Multiplexed Data-Independent Acquisition (mDIA) to Profile Extracellular Vesicle Proteomes
Multiplexed Data-Independent Acquisition (mDIA) to Profile Extracellular Vesicle Proteomes
Liu, Y.-K.; Miller, N.; Hadisurya, M.; Zhang, Z.; Tao, W. A.
AbstractExtracellular vesicles (EVs) have gained increasing attention with their intriguing biological functions and their molecular cargoes serving as potential biomarkers for various diseases, including cancers. A relatively lower abundance of EV proteins compared to cellular counterparts necessitates sensitive and accurate quantitative proteomic strategies. Multiplexed proteomics combined with data-independent acquisition (mDIA) has shown promise for improving sensitivity and quantification over traditional DDA and label-free methods. Despite this, mDIA pipelines that utilize various types of spectral libraries and search software suites have not been thoroughly evaluated with EV proteome samples. In this study, we aim to establish a robust mDIA pipeline based on dimethyl labeling for quantitative proteomics of EVs.
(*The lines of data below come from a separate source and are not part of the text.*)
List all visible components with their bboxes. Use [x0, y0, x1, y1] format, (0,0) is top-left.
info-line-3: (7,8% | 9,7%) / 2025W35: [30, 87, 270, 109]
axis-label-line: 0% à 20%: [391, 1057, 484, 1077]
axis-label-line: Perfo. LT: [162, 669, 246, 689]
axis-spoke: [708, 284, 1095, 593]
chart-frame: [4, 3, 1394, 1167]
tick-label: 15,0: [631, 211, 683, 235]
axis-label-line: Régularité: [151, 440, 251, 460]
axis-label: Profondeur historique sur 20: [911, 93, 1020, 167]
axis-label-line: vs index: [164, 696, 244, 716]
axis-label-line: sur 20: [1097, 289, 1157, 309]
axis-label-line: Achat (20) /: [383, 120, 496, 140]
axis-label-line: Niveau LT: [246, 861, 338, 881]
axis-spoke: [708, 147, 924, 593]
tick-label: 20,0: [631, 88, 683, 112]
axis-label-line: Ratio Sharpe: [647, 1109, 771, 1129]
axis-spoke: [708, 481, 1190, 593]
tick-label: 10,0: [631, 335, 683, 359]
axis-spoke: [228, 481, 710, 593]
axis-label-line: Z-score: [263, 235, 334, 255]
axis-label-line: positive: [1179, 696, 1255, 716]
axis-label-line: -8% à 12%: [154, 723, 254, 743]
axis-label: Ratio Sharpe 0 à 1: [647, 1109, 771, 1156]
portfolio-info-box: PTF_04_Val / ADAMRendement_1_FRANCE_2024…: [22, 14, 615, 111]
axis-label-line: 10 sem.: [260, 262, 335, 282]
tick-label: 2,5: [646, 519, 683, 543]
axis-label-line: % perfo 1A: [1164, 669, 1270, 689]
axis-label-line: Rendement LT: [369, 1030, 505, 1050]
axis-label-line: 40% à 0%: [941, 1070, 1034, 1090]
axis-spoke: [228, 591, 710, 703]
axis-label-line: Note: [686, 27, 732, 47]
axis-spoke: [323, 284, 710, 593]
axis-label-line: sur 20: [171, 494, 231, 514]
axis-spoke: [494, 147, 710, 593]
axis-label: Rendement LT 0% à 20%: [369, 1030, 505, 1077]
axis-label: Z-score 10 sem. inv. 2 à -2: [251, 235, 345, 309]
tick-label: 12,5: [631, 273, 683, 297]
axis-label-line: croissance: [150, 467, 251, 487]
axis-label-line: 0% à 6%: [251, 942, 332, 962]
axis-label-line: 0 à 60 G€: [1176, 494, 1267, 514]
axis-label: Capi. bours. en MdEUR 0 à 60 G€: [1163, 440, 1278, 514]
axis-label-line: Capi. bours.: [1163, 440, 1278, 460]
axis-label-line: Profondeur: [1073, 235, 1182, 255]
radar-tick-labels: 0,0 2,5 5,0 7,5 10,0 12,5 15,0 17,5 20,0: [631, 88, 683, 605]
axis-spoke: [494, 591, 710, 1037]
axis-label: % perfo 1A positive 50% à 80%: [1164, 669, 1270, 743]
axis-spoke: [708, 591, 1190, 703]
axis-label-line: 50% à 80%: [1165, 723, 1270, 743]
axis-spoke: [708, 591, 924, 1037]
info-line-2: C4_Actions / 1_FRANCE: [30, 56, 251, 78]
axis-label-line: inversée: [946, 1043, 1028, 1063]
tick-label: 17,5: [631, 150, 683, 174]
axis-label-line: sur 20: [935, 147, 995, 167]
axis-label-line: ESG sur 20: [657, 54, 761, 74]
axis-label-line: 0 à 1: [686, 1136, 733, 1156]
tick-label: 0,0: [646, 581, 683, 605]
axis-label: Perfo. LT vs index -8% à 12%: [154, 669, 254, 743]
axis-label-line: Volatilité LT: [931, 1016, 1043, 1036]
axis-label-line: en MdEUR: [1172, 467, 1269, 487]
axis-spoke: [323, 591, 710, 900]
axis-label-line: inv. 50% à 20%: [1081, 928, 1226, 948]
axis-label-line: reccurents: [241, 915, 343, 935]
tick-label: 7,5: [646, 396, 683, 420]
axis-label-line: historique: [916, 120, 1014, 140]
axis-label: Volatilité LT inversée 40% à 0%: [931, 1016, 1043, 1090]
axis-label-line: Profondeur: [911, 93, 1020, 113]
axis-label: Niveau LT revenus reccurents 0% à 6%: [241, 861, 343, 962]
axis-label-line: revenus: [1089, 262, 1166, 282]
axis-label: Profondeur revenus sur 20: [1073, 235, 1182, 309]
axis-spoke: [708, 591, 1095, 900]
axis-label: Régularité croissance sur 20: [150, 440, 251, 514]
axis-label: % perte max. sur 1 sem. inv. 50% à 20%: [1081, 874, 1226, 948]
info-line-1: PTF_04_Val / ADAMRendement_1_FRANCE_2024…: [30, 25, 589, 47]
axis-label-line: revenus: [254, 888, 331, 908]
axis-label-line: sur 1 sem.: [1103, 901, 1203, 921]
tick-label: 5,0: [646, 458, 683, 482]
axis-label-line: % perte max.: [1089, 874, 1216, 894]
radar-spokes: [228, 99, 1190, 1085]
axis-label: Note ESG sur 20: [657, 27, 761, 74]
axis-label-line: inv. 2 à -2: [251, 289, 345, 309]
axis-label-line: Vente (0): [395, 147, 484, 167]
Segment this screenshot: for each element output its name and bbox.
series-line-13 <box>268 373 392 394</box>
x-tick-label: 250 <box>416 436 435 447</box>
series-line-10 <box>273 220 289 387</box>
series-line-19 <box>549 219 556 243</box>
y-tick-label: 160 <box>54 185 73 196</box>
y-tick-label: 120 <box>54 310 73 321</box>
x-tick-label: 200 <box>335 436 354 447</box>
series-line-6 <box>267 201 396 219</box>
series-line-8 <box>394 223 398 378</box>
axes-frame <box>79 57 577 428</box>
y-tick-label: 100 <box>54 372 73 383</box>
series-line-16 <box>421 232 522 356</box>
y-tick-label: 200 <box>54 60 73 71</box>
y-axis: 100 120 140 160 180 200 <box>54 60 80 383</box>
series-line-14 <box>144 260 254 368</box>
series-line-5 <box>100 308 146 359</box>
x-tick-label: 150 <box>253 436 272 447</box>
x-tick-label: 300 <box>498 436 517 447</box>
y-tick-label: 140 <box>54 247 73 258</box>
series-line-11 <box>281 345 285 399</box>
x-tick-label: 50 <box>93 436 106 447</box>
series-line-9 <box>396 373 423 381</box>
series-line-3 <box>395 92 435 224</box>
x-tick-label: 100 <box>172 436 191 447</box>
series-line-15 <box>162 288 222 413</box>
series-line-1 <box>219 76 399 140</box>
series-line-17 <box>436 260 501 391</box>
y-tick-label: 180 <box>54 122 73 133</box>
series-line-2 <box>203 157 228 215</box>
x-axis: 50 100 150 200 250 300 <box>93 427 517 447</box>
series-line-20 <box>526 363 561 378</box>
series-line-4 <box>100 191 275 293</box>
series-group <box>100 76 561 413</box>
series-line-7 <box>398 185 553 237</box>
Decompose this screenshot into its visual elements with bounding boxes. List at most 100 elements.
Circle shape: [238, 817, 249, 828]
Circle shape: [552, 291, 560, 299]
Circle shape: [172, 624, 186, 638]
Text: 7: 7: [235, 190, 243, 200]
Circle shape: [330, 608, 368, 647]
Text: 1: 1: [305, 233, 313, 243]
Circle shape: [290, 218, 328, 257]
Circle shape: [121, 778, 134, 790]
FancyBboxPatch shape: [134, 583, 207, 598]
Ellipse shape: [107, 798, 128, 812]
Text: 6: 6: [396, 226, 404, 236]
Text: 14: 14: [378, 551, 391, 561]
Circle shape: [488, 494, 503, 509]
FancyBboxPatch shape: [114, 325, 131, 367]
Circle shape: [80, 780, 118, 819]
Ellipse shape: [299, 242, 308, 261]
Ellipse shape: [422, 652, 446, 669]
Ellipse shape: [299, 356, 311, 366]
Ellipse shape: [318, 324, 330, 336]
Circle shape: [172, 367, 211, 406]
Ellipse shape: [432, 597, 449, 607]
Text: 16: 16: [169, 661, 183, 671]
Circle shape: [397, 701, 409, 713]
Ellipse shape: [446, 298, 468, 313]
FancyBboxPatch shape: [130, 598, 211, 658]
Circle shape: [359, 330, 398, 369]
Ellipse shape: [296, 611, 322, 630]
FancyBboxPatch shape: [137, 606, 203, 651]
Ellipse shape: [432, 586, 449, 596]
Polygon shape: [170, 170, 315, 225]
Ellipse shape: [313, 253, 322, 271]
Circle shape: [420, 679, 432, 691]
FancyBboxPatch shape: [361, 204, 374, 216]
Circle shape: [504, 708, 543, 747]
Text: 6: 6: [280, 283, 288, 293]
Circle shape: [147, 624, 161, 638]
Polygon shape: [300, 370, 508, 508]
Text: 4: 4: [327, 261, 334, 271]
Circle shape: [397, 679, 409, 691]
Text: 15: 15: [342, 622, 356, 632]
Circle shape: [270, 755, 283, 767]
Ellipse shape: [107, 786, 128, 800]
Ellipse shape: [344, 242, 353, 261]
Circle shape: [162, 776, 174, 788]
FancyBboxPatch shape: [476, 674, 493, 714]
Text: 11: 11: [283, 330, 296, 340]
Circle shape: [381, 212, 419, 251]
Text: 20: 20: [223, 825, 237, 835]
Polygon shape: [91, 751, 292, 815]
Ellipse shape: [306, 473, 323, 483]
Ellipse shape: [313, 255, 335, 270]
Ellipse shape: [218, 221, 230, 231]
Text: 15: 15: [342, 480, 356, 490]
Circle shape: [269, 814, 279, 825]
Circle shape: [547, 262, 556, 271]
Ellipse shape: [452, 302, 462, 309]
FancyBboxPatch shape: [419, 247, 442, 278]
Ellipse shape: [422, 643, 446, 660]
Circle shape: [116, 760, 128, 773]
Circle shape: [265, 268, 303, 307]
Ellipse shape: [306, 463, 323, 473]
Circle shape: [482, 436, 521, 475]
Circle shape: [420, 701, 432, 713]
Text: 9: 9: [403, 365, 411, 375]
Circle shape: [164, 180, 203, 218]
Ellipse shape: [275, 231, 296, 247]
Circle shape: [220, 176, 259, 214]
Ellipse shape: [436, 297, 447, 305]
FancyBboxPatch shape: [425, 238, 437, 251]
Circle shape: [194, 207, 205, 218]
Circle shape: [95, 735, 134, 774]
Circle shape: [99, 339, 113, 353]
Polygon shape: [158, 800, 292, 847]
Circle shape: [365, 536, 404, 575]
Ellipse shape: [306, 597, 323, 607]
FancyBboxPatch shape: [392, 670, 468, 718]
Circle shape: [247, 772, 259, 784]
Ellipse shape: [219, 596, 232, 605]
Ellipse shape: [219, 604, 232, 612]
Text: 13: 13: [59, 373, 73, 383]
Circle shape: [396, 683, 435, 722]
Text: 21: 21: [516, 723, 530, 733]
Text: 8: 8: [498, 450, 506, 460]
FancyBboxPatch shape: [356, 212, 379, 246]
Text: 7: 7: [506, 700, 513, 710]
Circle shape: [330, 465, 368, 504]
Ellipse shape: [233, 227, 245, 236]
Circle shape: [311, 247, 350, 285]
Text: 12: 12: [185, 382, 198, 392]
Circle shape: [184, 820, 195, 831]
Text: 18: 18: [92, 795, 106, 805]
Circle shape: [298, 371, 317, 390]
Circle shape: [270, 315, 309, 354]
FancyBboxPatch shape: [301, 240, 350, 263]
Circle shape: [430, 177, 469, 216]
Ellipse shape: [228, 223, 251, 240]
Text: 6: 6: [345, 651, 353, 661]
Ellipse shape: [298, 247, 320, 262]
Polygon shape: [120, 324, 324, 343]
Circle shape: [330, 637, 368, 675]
EVs were isolated using the extracellular vesicle total recovery and purification (EVtrap) technique and processed directly through an on-bead one-pot sample preparation workflow to obtain digested peptides. We evaluated different mDIA pipelines, including library-free and library-based DIA on the timsTOF HT platform. Results showed that library-based DIA, with project-specific spectral libraries generated from StageTip-based fractionation, outperformed other pipelines in protein identification and quantification. We demonstrated for the first time EV proteome landscape changes caused by the IDH1 mutation and inhibitor treatment in intrahepatic cholangiocarcinoma, highlighting the utility of mDIA in EV-based biomarker discovery.